In our series on Banned Books, we want to look at The Kite Runner by Khaled Hosseini. I remember reading this one when it first was published and it was a fantastic read that took me to a country and culture I’d known little about. And what little I did know was shattered by the events that unfolded. I do realize this is a work of fiction but some of the cultural traits that came through were fantastic and pieces of the story that were a large part of the book were universal. It made me realize that people in a far away country had so many similarities to the culture I knew, both for good and bad.
This is a great story of misfortune, mistakes, and redemption. It’s a shame though, that the reasons this book was challenged and banned in some areas were the very things that could have elicited empathy, if they’d perhaps given it some thought. While I believe some of the complaints were because of the religion of the characters, which is an odd thing to challenge a book about, the terrible rape of one boy by another is a large reason the book received complaints.
While I understand being uncomfortable by this scene in the book, there are so many reasons to keep this book available, rather than issue a ban or even challenge it, that they far outweigh this terrible event. The victim of the encounter, Hassan, is a sympathetic character to be sure and, again, it’s a rough scene to read but this event speaks to Amir’s character and it’s the beginning of the end for his relationship with Hassan. Also, this sets off a chain of events that haunts Amir well into adulthood and drives him to make amends, to repent in a way, of what he did.

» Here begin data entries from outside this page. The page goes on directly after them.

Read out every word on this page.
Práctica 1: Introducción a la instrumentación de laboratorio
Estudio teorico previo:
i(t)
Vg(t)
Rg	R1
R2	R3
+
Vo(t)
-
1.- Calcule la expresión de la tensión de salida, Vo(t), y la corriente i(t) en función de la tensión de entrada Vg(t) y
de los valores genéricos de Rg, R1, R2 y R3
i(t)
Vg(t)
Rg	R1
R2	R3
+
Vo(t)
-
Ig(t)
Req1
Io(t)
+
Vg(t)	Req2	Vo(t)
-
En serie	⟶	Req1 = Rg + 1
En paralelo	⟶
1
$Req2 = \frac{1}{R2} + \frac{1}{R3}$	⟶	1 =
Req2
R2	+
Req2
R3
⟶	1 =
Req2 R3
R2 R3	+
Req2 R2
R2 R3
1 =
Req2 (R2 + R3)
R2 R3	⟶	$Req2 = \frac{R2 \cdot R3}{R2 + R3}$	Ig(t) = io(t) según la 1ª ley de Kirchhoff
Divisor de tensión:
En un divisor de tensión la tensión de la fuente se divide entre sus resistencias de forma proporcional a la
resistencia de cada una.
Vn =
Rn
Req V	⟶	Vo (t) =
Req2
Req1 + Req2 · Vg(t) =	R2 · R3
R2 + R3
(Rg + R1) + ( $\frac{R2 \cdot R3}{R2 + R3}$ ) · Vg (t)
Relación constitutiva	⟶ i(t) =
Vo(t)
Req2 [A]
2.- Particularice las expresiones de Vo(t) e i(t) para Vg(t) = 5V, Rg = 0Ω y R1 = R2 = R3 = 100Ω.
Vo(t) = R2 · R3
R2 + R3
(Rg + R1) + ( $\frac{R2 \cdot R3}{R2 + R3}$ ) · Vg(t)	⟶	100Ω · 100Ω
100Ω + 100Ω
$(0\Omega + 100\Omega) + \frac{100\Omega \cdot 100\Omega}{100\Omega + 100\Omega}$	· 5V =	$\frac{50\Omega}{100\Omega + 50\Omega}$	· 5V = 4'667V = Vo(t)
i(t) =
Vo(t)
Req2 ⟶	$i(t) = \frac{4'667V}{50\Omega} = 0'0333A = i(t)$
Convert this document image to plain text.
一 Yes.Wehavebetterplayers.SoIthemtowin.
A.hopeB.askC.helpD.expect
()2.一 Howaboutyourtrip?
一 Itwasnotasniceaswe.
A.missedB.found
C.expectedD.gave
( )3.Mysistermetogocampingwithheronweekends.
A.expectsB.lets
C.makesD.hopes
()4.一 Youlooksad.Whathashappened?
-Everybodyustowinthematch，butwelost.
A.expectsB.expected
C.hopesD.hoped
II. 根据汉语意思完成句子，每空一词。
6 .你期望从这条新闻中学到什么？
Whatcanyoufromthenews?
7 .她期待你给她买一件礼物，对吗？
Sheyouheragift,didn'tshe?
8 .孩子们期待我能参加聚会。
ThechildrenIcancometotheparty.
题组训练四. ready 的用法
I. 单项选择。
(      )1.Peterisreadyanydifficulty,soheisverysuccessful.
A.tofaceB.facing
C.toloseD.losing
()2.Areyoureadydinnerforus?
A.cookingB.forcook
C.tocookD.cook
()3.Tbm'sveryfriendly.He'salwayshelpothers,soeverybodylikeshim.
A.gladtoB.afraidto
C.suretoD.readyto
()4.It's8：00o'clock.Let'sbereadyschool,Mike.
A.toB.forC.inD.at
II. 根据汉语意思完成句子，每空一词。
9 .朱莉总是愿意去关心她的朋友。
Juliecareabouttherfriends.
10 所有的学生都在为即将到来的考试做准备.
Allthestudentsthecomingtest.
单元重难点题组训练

Terrible things happen, and while it’s not healthy if a reader seeks these out for some sort of voyeuristic-like enjoyment, keeping young readers from this fact can be as equally unhealthy. Using tough novels or terrible passages in a book to teach or start a conversation, to help someone empathize, to show right and wrong, and to just perhaps help someone grow are plentiful in literature. The issues leading to this book being challenged should be overlooked, in my opinion, because this is a fantastic novel that builds a deep set of characters, allows you to follow them through struggles and trials, see them grow and mature, and overcome a heavy weight they chained to themselves in their youth. It’s been out for a while but I’d recommend reading or rereading The Kite Runner if you haven’t done so.